Additionally, the C. aquaticum populations analyzed in this study exhibited chromosome variation in the lower course of the Paraná River: their karyotype includes three centric fusions (Mesa et al. 1982; Colombo 2007, 2008, 2009). The maintenance of these rearrangements in polymorphic state is associated with changes in the number and position of chiasmata, potentially affecting genetic recombination (White 1973; Bidau 1993; Colombo 2007,2008). Furthermore, fusion frequencies in studied populations increase southward, showing a geographical cline (Colombo 2008). We found that, in polymorphic populations, the presence of fusion 1/6 was related to body size. Fusion carriers displayed bigger body size than standard homozygotes. KW tests demonstrated a chromosome component in the effect of karyomorph on tegmen length. Accordingly, we detected a positive relationship between tegmen length and the number of fused chromosomes with a chromosome dose effect.

Several studies on Orthoptera species have found that chromosomal rearrangements are associated with morphometric traits (Colombo 1989; Remis 1997, 2008; Colombo et al. 2001; Bidau and Martí 2005). Some examples have demonstrated similar effects as those detected in this article, i.e., heterozygotes for centric fusion or pericentric inversions in an intermediate position between both homozygote types for particular morphometric traits used as indices of body size (Colombo 1989, Remis 1997).

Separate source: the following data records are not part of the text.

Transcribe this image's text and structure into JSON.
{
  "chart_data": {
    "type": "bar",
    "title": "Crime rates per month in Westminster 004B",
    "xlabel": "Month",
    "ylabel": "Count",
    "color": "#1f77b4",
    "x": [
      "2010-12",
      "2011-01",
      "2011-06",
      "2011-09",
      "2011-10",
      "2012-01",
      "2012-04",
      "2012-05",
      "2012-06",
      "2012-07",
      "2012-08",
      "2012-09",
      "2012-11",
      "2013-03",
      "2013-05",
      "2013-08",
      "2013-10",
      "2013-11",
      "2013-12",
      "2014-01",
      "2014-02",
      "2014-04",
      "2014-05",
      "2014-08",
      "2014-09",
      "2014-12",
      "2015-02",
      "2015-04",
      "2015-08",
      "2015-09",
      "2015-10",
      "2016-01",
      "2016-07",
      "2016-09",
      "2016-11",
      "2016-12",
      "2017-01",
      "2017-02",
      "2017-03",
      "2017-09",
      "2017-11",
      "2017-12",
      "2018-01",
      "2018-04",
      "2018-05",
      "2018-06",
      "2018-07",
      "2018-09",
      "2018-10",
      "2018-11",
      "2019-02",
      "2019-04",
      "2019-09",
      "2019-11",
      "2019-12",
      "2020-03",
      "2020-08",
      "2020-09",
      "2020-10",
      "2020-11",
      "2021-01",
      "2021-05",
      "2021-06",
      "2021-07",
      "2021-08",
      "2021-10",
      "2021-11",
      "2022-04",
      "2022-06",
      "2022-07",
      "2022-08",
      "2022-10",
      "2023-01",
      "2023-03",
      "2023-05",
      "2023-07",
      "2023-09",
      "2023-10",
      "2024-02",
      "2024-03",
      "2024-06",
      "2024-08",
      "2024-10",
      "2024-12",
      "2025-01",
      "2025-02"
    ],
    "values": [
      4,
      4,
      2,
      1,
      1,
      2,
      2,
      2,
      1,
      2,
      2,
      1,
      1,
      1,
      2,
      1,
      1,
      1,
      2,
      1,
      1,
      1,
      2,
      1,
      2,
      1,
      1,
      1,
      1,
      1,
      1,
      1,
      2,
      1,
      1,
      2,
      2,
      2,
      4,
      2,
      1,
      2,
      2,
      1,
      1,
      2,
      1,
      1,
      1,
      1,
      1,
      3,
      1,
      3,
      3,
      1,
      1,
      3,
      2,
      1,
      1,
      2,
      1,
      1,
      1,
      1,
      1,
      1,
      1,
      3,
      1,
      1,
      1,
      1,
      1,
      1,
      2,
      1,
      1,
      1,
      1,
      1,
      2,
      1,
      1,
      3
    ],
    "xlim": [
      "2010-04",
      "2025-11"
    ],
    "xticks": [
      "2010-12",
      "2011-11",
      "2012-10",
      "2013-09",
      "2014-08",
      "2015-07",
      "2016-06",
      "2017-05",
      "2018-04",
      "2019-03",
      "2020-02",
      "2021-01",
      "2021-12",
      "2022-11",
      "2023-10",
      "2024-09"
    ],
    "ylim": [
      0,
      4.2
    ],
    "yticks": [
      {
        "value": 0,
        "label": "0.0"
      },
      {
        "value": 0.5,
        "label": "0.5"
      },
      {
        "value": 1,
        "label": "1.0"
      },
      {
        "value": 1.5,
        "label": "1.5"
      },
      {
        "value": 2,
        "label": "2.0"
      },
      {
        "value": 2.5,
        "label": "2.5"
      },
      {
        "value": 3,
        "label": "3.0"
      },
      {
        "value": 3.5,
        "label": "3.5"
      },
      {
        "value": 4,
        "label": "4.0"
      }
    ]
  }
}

Colombo (2008) studied the behavior and geographical distribution of the Rb polymorphisms described for C. aquaticum. He found that chiasma redistribution occurs and affects both homozygotes and heterozygotes, reducing the amount of recombinations in the population with high frequency of metacentric chromosomes (Colombo 2008). Besides, the distribution pattern of the Rb translocations found in C. aquaticum seems to follow the opposite pattern observed for inversion polymorphisms in Drosophila, where higher levels of recombination are expected to occur in marginal areas (see Powell 1997 for a review). The lower Paraná River is a marginal environment for this species, and the highest frequency of fusions has been found in this river. C. aquaticum shows the lowest level of recombination in most marginal populations (Colombo 2008). Colombo (2008) has suggested that some supergenes may be favored in the southern populations, thus favoring the establishment of the polymorphism. In our case, we found a direct relationship between chromosome constitution and morphometric traits. Fusion carriers were larger than standard homozygotes, and a chromosome dose effect was found. Additionally, the MDS graph showed that the presence of 1/6 centric fusion is not only related to change in the mean morphometric values but also to phenotype variation, generating a greater number of phenotypes for heterozygotes. C. aquaticum maintains chromosome variability in their southernmost distribution, and this variation affects body size-related traits, leading to an increase in population phenotypic variation. Because C. aquaticum has been proposed in South Africa as a biological pest control (Oberholzer and Hill 2001), it is tempting to consider that the levels of recombination and phenotype variation in the introduced samples may depend on the presence of centric fusions in the colonist populations.

This study increases our knowledge about the quantification and distribution of morphometric diversity in populations from the southernmost distribution area of C. aquaticum. We have confirmed the heterogeneous patterns observed in previous studies, and we have demonstrated chromosome constitution as a source of variability that needs to be taken into account. The adaptive significance of these effects remains an attractive question for further studies. Using molecular markers will certainly help to elucidate the sources of phenotype heterogeneity found in native populations of C. aquaticum in the middle and lower courses of the Paraná River.